Exif: 70mm; ISO 400; f/4.5; 1/200
The shadow is the close cousin of the silhouette when it comes to portraits-that-aren’t-quite. Anthony Rose, flamboyant digital rebel and all that, has a great mane. So much so that casting it against his title slide said as much about his presence on stage than a dull old shot of his actual face.
Exif: 150mm; ISO 400; f/4.0; 1/160
Even without resorting to the dark trickery of shadows and silhouettes, the face shot without a face can still have an effect. The anonymous brass player at the summer fair doesn’t need a face as such: what we want to see is the crowd reflected (and oh, how beautifully reflected) in his instrument. That tells a story.
Exif: 200mm; ISO 100; f/6.3; 1/320
Oh go on then. Just one more. Here we will allow ourselves the luxury of being able to see the subject’s face. At the Labour Party Conference last year, I covered the session where a quiet 16-year-old called Rory Weal “did a Hague” and wowed the delegates in the main hall. Brilliant speech, and as he emerged into the pitch-black backstage area I had a moment to get what may in years to come be a striking portrait of a very young politician right after his first big moment. Or not. You never know.
So this was all about using the Stygian gloom of the backstage blackout to bring through something of the isolated, yet poised sensation of a teenager in a too-big jacket who’s just realised he’s going to be on all the front pages tomorrow…
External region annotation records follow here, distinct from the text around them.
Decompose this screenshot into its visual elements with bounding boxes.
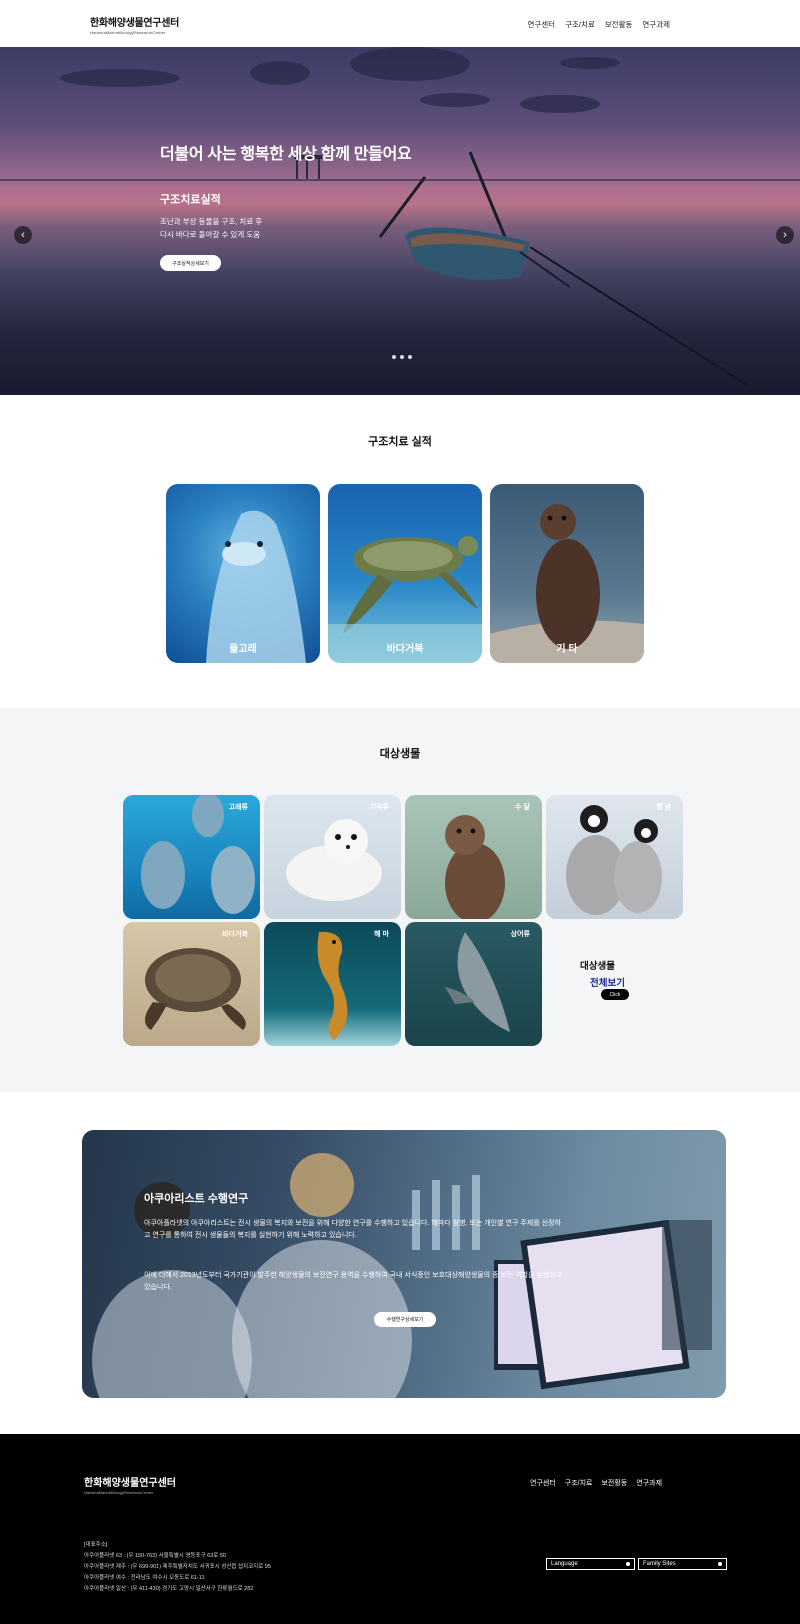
aquarist-paragraph: 이에 더해서 2013년도부터 국가기관이 발주한 해양생물의 보전연구 용역을… [144, 1272, 563, 1291]
nav-item-rescue[interactable]: 구조/치료 [565, 19, 595, 30]
cloud-shape [560, 57, 620, 69]
species-tile-whales[interactable]: 고래류 [123, 795, 260, 919]
address-line: 아쿠아플라넷 제주 : (우 699-901) 제주특별자치도 서귀포시 성산읍… [84, 1564, 271, 1570]
dropdown-dot-icon [718, 1562, 722, 1566]
family-sites-select[interactable]: Family Sites [638, 1558, 727, 1570]
seahorse-illustration [317, 931, 348, 1040]
site-footer: 한화해양생물연구센터 HanwhaMarineBiologyResearchCe… [0, 1434, 800, 1624]
rescue-section-title: 구조치료 실적 [368, 436, 432, 448]
species-tile-penguin[interactable]: 펭 귄 [546, 795, 683, 919]
aquarist-research-banner: 아쿠아리스트 수행연구 아쿠아플라넷의 아쿠아리스트는 전시 생물의 복지와 보… [82, 1130, 726, 1398]
species-tile-label: 해 마 [374, 931, 389, 938]
footer-nav-item-research-center[interactable]: 연구센터 [530, 1478, 556, 1488]
dropdown-dot-icon [626, 1562, 630, 1566]
address-line: 아쿠아플라넷 일산 : (우 411-430) 경기도 고양시 일산서구 한류월… [84, 1586, 254, 1592]
main-nav: 연구센터 구조/치료 보전활동 연구과제 [527, 19, 670, 30]
cloud-shape [60, 69, 180, 87]
hero-desc-line: 다시 바다로 돌아갈 수 있게 도움 [160, 230, 261, 239]
footer-nav-item-rescue[interactable]: 구조/치료 [565, 1478, 593, 1488]
rope-line [530, 247, 751, 388]
prev-slide-icon[interactable]: ‹ [14, 226, 32, 244]
turtle-illustration [144, 948, 246, 1030]
species-tile-seahorse[interactable]: 해 마 [264, 922, 401, 1046]
penguin-illustration [566, 805, 662, 915]
species-tile-label: 상어류 [510, 931, 530, 938]
laboratory-illustration [82, 1130, 726, 1398]
view-all-label: 대상생물 [580, 961, 615, 972]
family-sites-label: Family Sites [643, 1561, 676, 1567]
click-button[interactable]: Click [601, 989, 629, 1000]
species-section-title: 대상생물 [379, 748, 421, 760]
seal-illustration [286, 819, 382, 901]
species-tile-pinnipeds[interactable]: 기각류 [264, 795, 401, 919]
footer-logo[interactable]: 한화해양생물연구센터 HanwhaMarineBiologyResearchCe… [84, 1474, 176, 1495]
site-header: 한화해양생물연구센터 HanwhaMarineBiologyResearchCe… [0, 0, 800, 47]
aquarist-paragraph: 아쿠아플라넷의 아쿠아리스트는 전시 생물의 복지와 보전을 위해 다양한 연구… [144, 1220, 561, 1239]
otter-illustration [445, 815, 505, 919]
cloud-shape [350, 47, 470, 81]
rescue-card-label: 기 타 [556, 644, 578, 655]
slide-indicator [392, 355, 412, 359]
next-slide-icon[interactable]: › [776, 226, 794, 244]
aquarist-title: 아쿠아리스트 수행연구 [144, 1193, 249, 1205]
footer-nav-item-conservation[interactable]: 보전활동 [601, 1478, 627, 1488]
cloud-shape [420, 93, 490, 107]
rescue-card-other[interactable]: 기 타 [490, 484, 644, 663]
species-tile-shark[interactable]: 상어류 [405, 922, 542, 1046]
species-tile-label: 바다거북 [222, 931, 248, 938]
slide-dot[interactable] [408, 355, 412, 359]
footer-logo-subtext: HanwhaMarineBiologyResearchCenter [84, 1490, 154, 1495]
logo-text: 한화해양생물연구센터 [90, 18, 180, 29]
nav-item-research-center[interactable]: 연구센터 [527, 19, 555, 30]
turtle-illustration [328, 536, 482, 663]
dolphin-illustration [206, 510, 306, 663]
species-tile-label: 기각류 [369, 804, 389, 811]
rescue-card-label: 돌고래 [229, 644, 257, 655]
hero-subtitle: 구조치료실적 [160, 194, 221, 206]
species-view-all: 대상생물 전체보기 Click [580, 958, 629, 1000]
footer-logo-text: 한화해양생물연구센터 [84, 1478, 176, 1489]
address-title: [대표주소] [84, 1542, 108, 1548]
cloud-shape [250, 61, 310, 85]
hero-banner: 더불어 사는 행복한 세상 함께 만들어요 구조치료실적 조난과 부상 동물을 … [0, 47, 800, 395]
footer-nav: 연구센터 구조/치료 보전활동 연구과제 [530, 1478, 662, 1488]
footer-nav-item-projects[interactable]: 연구과제 [636, 1478, 662, 1488]
shark-illustration [445, 932, 510, 1032]
otter-illustration [490, 504, 644, 663]
slide-dot[interactable] [400, 355, 404, 359]
rescue-card-dolphin[interactable]: 돌고래 [166, 484, 320, 663]
species-tile-otter[interactable]: 수 달 [405, 795, 542, 919]
hero-desc-line: 조난과 부상 동물을 구조, 치료 후 [160, 217, 263, 226]
nav-item-conservation[interactable]: 보전활동 [605, 19, 633, 30]
address-line: 아쿠아플라넷 여수 : 전라남도 여수시 오동도로 61-11 [84, 1575, 205, 1581]
footer-address: [대표주소] 아쿠아플라넷 63 : (우 150-763) 서울특별시 영등포… [84, 1540, 271, 1595]
research-detail-button[interactable]: 수행연구상세보기 [374, 1312, 436, 1327]
species-tile-label: 고래류 [228, 804, 248, 811]
view-all-link[interactable]: 전체보기 [590, 975, 625, 989]
address-line: 아쿠아플라넷 63 : (우 150-763) 서울특별시 영등포구 63로 5… [84, 1553, 226, 1559]
logo-subtext: HanwhaMarineBiologyResearchCenter [90, 30, 166, 35]
hero-headline: 더불어 사는 행복한 세상 함께 만들어요 [160, 146, 412, 163]
site-logo[interactable]: 한화해양생물연구센터 HanwhaMarineBiologyResearchCe… [90, 14, 179, 35]
nav-item-projects[interactable]: 연구과제 [642, 19, 670, 30]
rescue-card-label: 바다거북 [386, 644, 424, 655]
cloud-shape [520, 95, 600, 113]
rescue-detail-button[interactable]: 구조실적상세보기 [160, 255, 221, 271]
dolphins-illustration [141, 795, 255, 914]
slide-dot[interactable] [392, 355, 396, 359]
species-tile-label: 수 달 [515, 804, 530, 811]
language-select[interactable]: Language [546, 1558, 635, 1570]
species-tile-sea-turtle[interactable]: 바다거북 [123, 922, 260, 1046]
rescue-card-turtle[interactable]: 바다거북 [328, 484, 482, 663]
language-select-label: Language [551, 1561, 578, 1567]
species-tile-label: 펭 귄 [656, 804, 671, 811]
hero-description: 조난과 부상 동물을 구조, 치료 후 다시 바다로 돌아갈 수 있게 도움 [160, 215, 320, 241]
Exif: 80mm; ISO 1600; f/2.8; 1/40
*What the Exif notes mean: this is detailed data about how the photo was taken–first, the focal length of the lens, then ISO (the sensitivity of the sensor: low number for bright conditions, high for dark or indoors), then f number (the size of the hole that lets the light into the camera: low = big, high = small), finally the exposure time (how long the shutter is open) in seconds.